Similarly, for a write, 7% of the time is spent transmitting the request, and 90% of the time is spent waiting for the server's reply.
From these results, it appears that most of the time is spent either transmitting the request, or waiting for the server to do the work and send a reply. In order to determine if client processing time is ever significant, I exercised all of the rpc types by running the sun connectathon suite, and looked for the rpc type that had the least time in call_transmit and on the pending queue. This rpc turned out to be FSINFO, which is a request for information about the file system.
adjusted lifetime: 102796
Even here, only 4% of the time is spent doing processing on the client side.
Processing on the client side is a very small fraction of the time spent executing an RPC. There is little to be gained from optimizing the code to further reduce processing time.

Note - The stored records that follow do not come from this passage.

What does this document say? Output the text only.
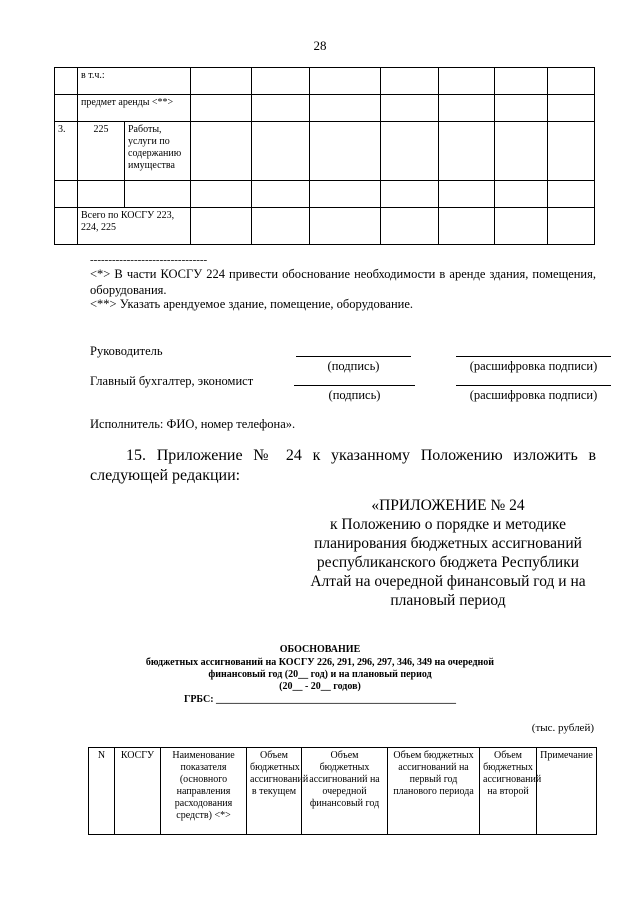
28
	в т.ч.:								
	предмет аренды <**>								
3.	225	Работы, услуги по содержанию имущества							

	Всего по КОСГУ 223, 224, 225								
--------------------------------
<*> В части КОСГУ 224 привести обоснование необходимости в аренде здания, помещения, оборудования.
<**> Указать арендуемое здание, помещение, оборудование.
Руководитель
(подпись)	(расшифровка подписи)
Главный бухгалтер, экономист
(подпись)	(расшифровка подписи)
Исполнитель: ФИО, номер телефона».
15. Приложение № 24 к указанному Положению изложить в следующей редакции:
«ПРИЛОЖЕНИЕ № 24
к Положению о порядке и методике
планирования бюджетных ассигнований
республиканского бюджета Республики
Алтай на очередной финансовый год и на
плановый период
ОБОСНОВАНИЕ
бюджетных ассигнований на КОСГУ 226, 291, 296, 297, 346, 349 на очередной
финансовый год (20__ год) и на плановый период
(20__ - 20__ годов)
ГРБС: ________________________________________________
(тыс. рублей)
N	КОСГУ	Наименование показателя (основного направления расходования средств) <*>	Объем бюджетных ассигнований в текущем	Объем бюджетных ассигнований на очередной финансовый год	Объем бюджетных ассигнований на первый год планового периода	Объем бюджетных ассигнований на второй	Примечание
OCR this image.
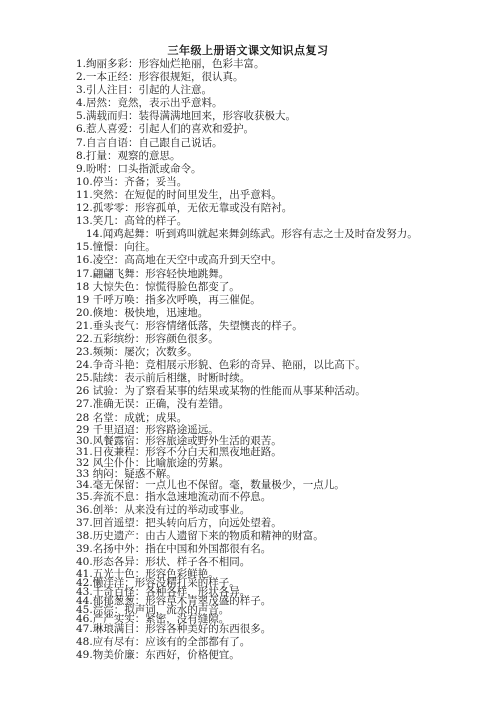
三年级上册语文课文知识点复习
1.绚丽多彩：形容灿烂艳丽，色彩丰富。
2.一本正经：形容很规矩，很认真。
3.引人注目：引起的人注意。
4.居然：竟然，表示出乎意料。
5.满载而归：装得满满地回来，形容收获极大。
6.惹人喜爱：引起人们的喜欢和爱护。
7.自言自语：自己跟自己说话。
8.打量：观察的意思。
9.吩咐：口头指派或命令。
10.停当：齐备；妥当。
11.突然：在短促的时间里发生，出乎意料。
12.孤零零：形容孤单，无依无靠或没有陪衬。
13.笑几：高耸的样子。
14.闻鸡起舞：听到鸡叫就起来舞剑练武。形容有志之士及时奋发努力。
15.憧憬：向往。
16.凌空：高高地在天空中或高升到天空中。
17.翩翩飞舞：形容轻快地跳舞。
18 大惊失色：惊慌得脸色都变了。
19 千呼万唤：指多次呼唤，再三催促。
20.倏地：极快地，迅速地。
21.垂头丧气：形容情绪低落，失望懊丧的样子。
22.五彩缤纷：形容颜色很多。
23.频频：屡次；次数多。
24.争奇斗艳：竞相展示形貌、色彩的奇异、艳丽，以比高下。
25.陆续：表示前后相继，时断时续。
26 试验：为了察看某事的结果或某物的性能而从事某种活动。
27.准确无误：正确，没有差错。
28 名堂：成就；成果。
29 千里迢迢：形容路途遥远。
30.风餐露宿：形容旅途或野外生活的艰苦。
31.日夜兼程：形容不分白天和黑夜地赶路。
32 风尘仆仆：比喻旅途的劳累。
33 纳闷：疑惑不解。
34.毫无保留：一点儿也不保留。毫，数量极少，一点儿。
35.奔流不息：指水急速地流动而不停息。
36.创举：从来没有过的举动或事业。
37.回首遥望：把头转向后方，向远处望着。
38.历史遗产：由古人遗留下来的物质和精神的财富。
39.名扬中外：指在中国和外国都很有名。
40.形态各异：形状、样子各不相同。
41.五光十色：形容色彩鲜艳。
42.懒洋洋：形容没精打采的样子。
43.千奇百怪：各种各样，形状各异。
44.郁郁葱葱：形容草木青翠茂盛的样子。
45.淙淙：拟声词，流水的声音。
46.严严实实：紧密，没有缝隙。
47.琳琅满目：形容各种美好的东西很多。
48.应有尽有：应该有的全部都有了。
49.物美价廉：东西好，价格便宜。
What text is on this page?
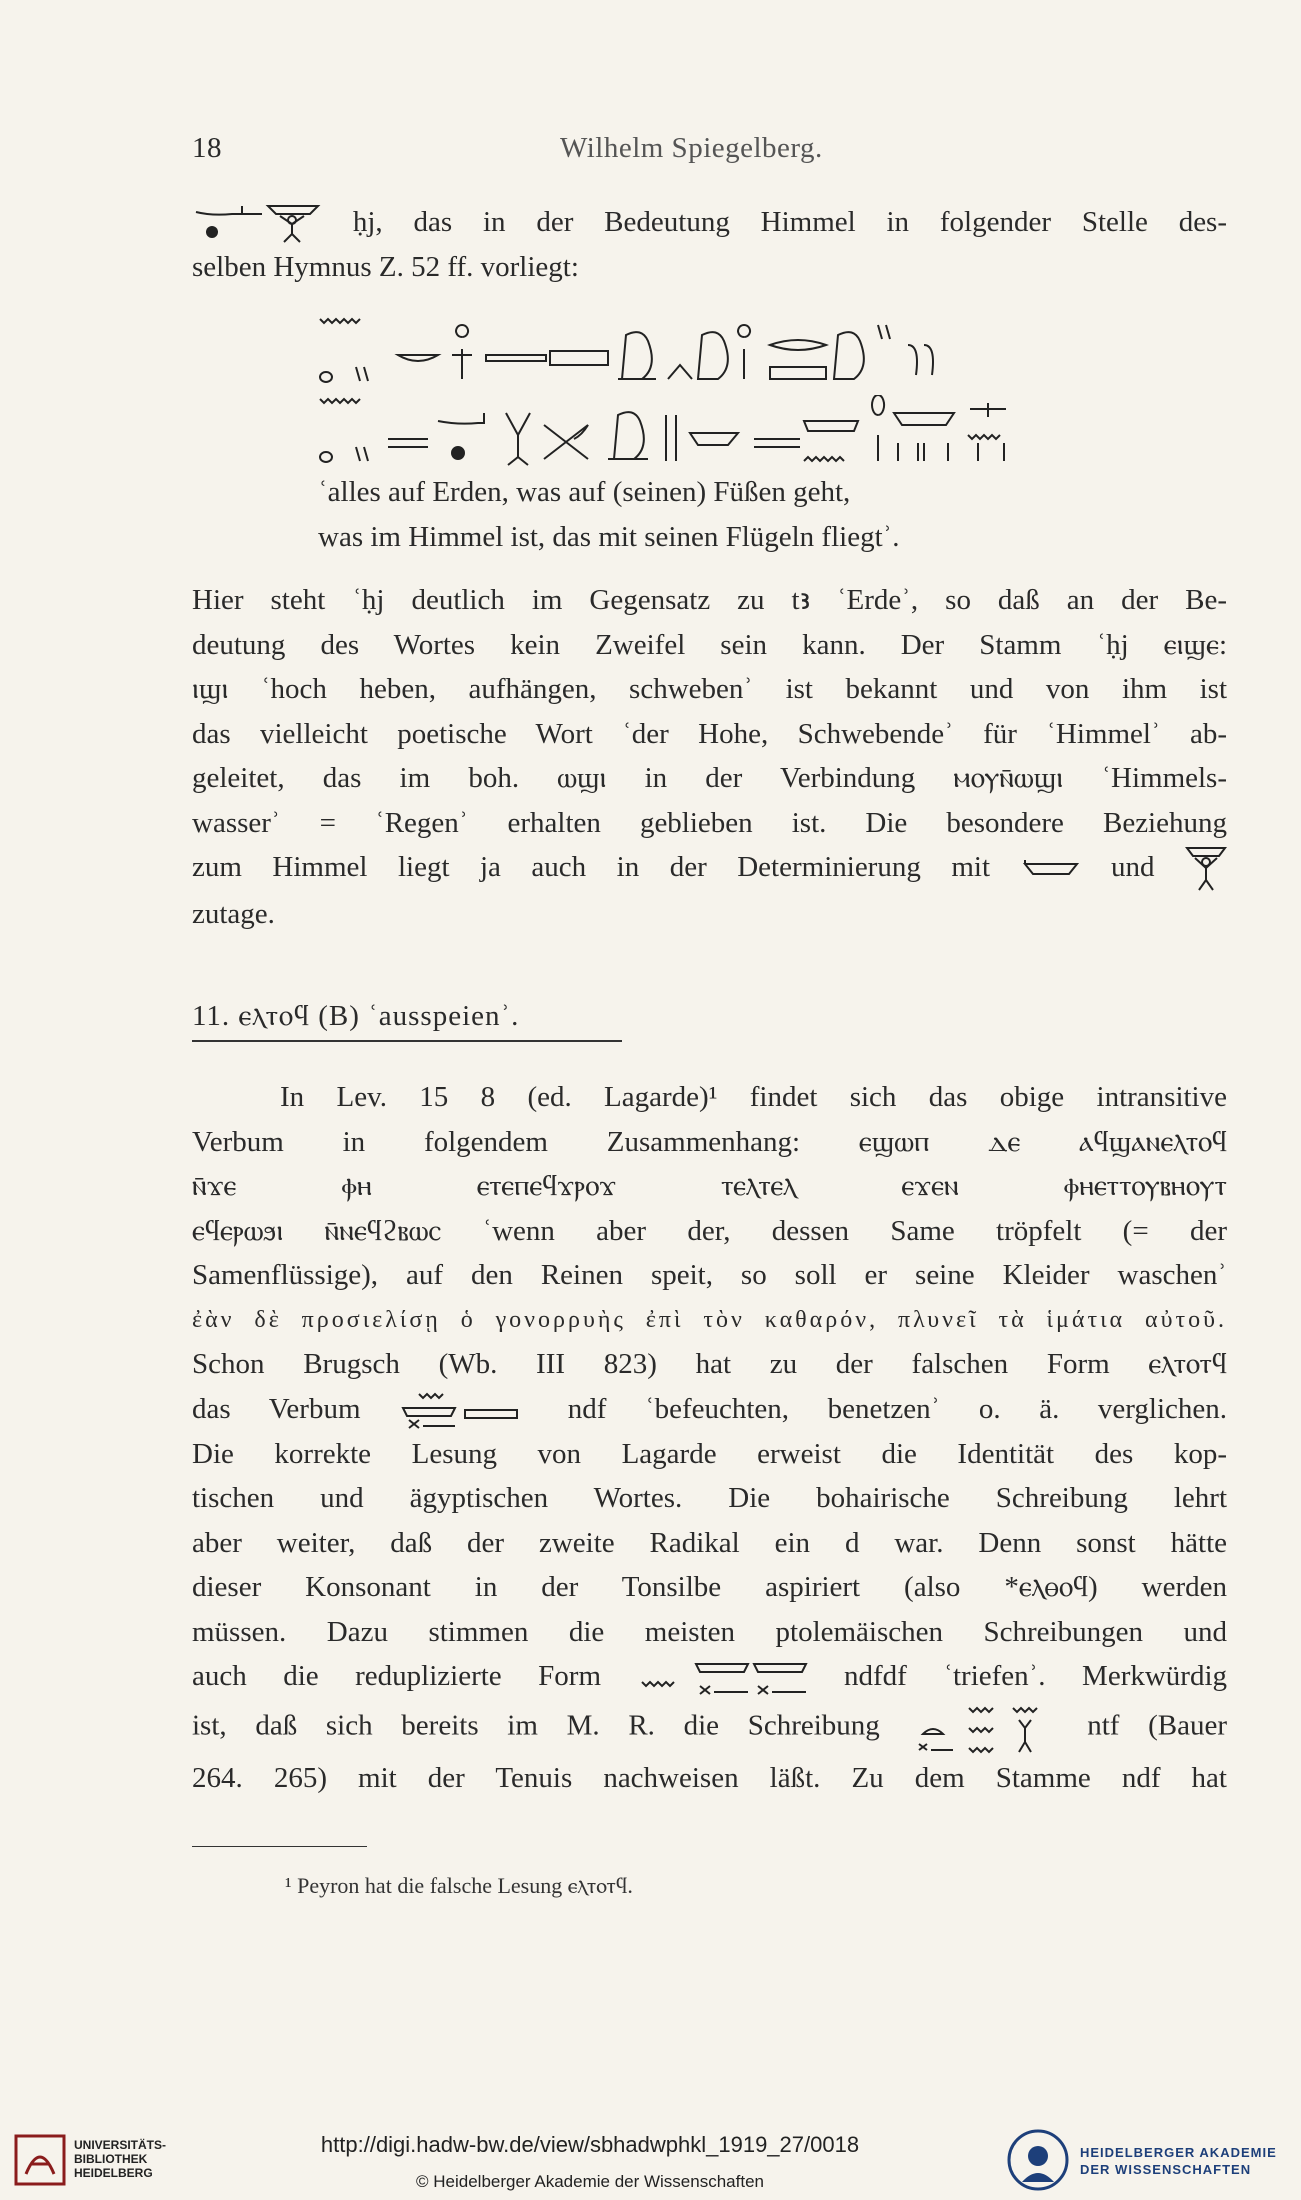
18	Wilhelm Spiegelberg.
ḥj, das in der Bedeutung Himmel in folgender Stelle des-
selben Hymnus Z. 52 ff. vorliegt:

ʿalles auf Erden, was auf (seinen) Füßen geht,
was im Himmel ist, das mit seinen Flügeln fliegtʾ.
Hier steht ʿḥj deutlich im Gegensatz zu tꜣ ʿErdeʾ, so daß an der Be-
deutung des Wortes kein Zweifel sein kann. Der Stamm ʿḥj ⲉⲓϣⲉ:
ⲓϣⲓ ʿhoch heben, aufhängen, schwebenʾ ist bekannt und von ihm ist
das vielleicht poetische Wort ʿder Hohe, Schwebendeʾ für ʿHimmelʾ ab-
geleitet, das im boh. ⲱϣⲓ in der Verbindung ⲙⲟⲩⲛ̄ⲱϣⲓ ʿHimmels-
wasserʾ = ʿRegenʾ erhalten geblieben ist. Die besondere Beziehung
zum Himmel liegt ja auch in der Determinierung mit	und
zutage.
11. ⲉⲗⲧⲟϥ (B) ʿausspeienʾ.
In Lev. 15 8 (ed. Lagarde)¹ findet sich das obige intransitive
Verbum in folgendem Zusammenhang: ⲉϣⲱⲡ ⲇⲉ ⲁϥϣⲁⲛⲉⲗⲧⲟϥ
ⲛ̄ϫⲉ ⲫⲏ ⲉⲧⲉⲡⲉϥϫⲣⲟϫ ⲧⲉⲗⲧⲉⲗ ⲉϫⲉⲛ ⲫⲏⲉⲧⲧⲟⲩⲃⲏⲟⲩⲧ
ⲉϥⲉⲣⲱϧⲓ ⲛ̄ⲛⲉϥϩⲃⲱⲥ ʿwenn aber der, dessen Same tröpfelt (= der
Samenflüssige), auf den Reinen speit, so soll er seine Kleider waschenʾ
ἐὰν δὲ προσιελίσῃ ὁ γονορρυὴς ἐπὶ τὸν καθαρόν, πλυνεῖ τὰ ἱμάτια αὐτοῦ.
Schon Brugsch (Wb. III 823) hat zu der falschen Form ⲉⲗⲧⲟⲧϥ
das Verbum	ndf ʿbefeuchten, benetzenʾ o. ä. verglichen.
Die korrekte Lesung von Lagarde erweist die Identität des kop-
tischen und ägyptischen Wortes. Die bohairische Schreibung lehrt
aber weiter, daß der zweite Radikal ein d war. Denn sonst hätte
dieser Konsonant in der Tonsilbe aspiriert (also *ⲉⲗⲑⲟϥ) werden
müssen. Dazu stimmen die meisten ptolemäischen Schreibungen und
auch die reduplizierte Form	ndfdf ʿtriefenʾ. Merkwürdig
ist, daß sich bereits im M. R. die Schreibung	ntf (Bauer
264. 265) mit der Tenuis nachweisen läßt. Zu dem Stamme ndf hat
¹ Peyron hat die falsche Lesung ⲉⲗⲧⲟⲧϥ.
UNIVERSITÄTS-
BIBLIOTHEK
HEIDELBERG
http://digi.hadw-bw.de/view/sbhadwphkl_1919_27/0018
© Heidelberger Akademie der Wissenschaften
HEIDELBERGER AKADEMIE
DER WISSENSCHAFTEN
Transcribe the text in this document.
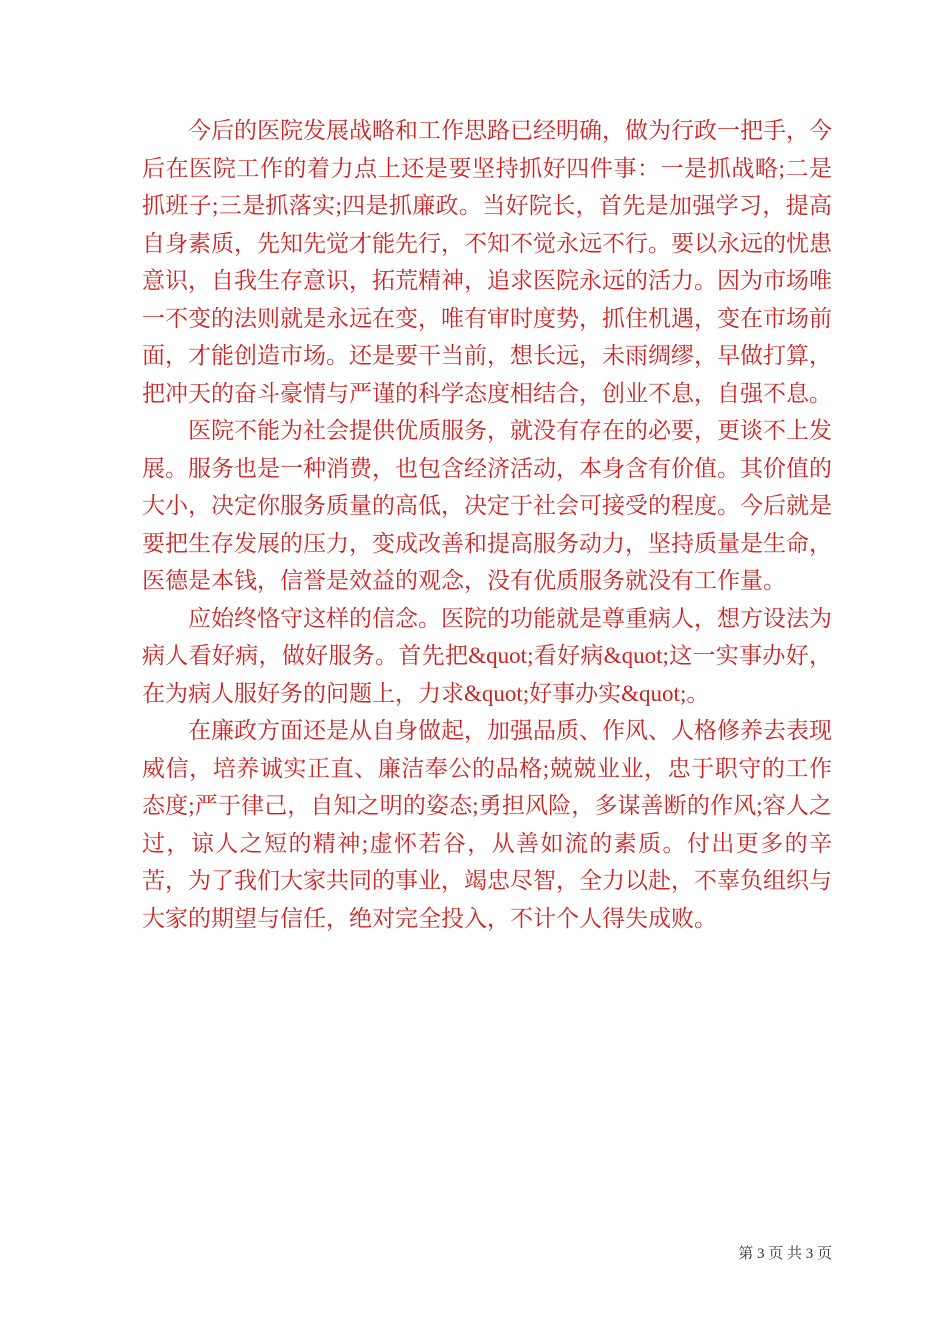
今后的医院发展战略和工作思路已经明确，做为行政一把手，今后在医院工作的着力点上还是要坚持抓好四件事：一是抓战略;二是抓班子;三是抓落实;四是抓廉政。当好院长，首先是加强学习，提高自身素质，先知先觉才能先行，不知不觉永远不行。要以永远的忧患意识，自我生存意识，拓荒精神，追求医院永远的活力。因为市场唯一不变的法则就是永远在变，唯有审时度势，抓住机遇，变在市场前面，才能创造市场。还是要干当前，想长远，未雨绸缪，早做打算，把冲天的奋斗豪情与严谨的科学态度相结合，创业不息，自强不息。

医院不能为社会提供优质服务，就没有存在的必要，更谈不上发展。服务也是一种消费，也包含经济活动，本身含有价值。其价值的大小，决定你服务质量的高低，决定于社会可接受的程度。今后就是要把生存发展的压力，变成改善和提高服务动力，坚持质量是生命，医德是本钱，信誉是效益的观念，没有优质服务就没有工作量。

应始终恪守这样的信念。医院的功能就是尊重病人，想方设法为病人看好病，做好服务。首先把&quot;看好病&quot;这一实事办好，在为病人服好务的问题上，力求&quot;好事办实&quot;。

在廉政方面还是从自身做起，加强品质、作风、人格修养去表现威信，培养诚实正直、廉洁奉公的品格;兢兢业业，忠于职守的工作态度;严于律己，自知之明的姿态;勇担风险，多谋善断的作风;容人之过，谅人之短的精神;虚怀若谷，从善如流的素质。付出更多的辛苦，为了我们大家共同的事业，竭忠尽智，全力以赴，不辜负组织与大家的期望与信任，绝对完全投入，不计个人得失成败。

第 3 页 共 3 页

This does not necessarily mean that the client side RPC code cannot be improved. While there is little to be done to reduce the time it takes for an individual RPC's execution time, it still remains to be seen whether overall throughput can be improved. I believe that the best way to determine this is to find out if the server is always being kept busy. If the server always has as much work than it can handle, increasing throughput from the client will only bog down the server. If it does not, then there may be improvements to be made on the client side.
I've been unable to determine why the individual times do not add up to the total time. There are some places that time is not measured, such as in rpc_execute, between finite state machine steps. However, I believe these times are fairly trivial. This matter may warrant further investigation, but I don't think it significantly affects my results or conclusions.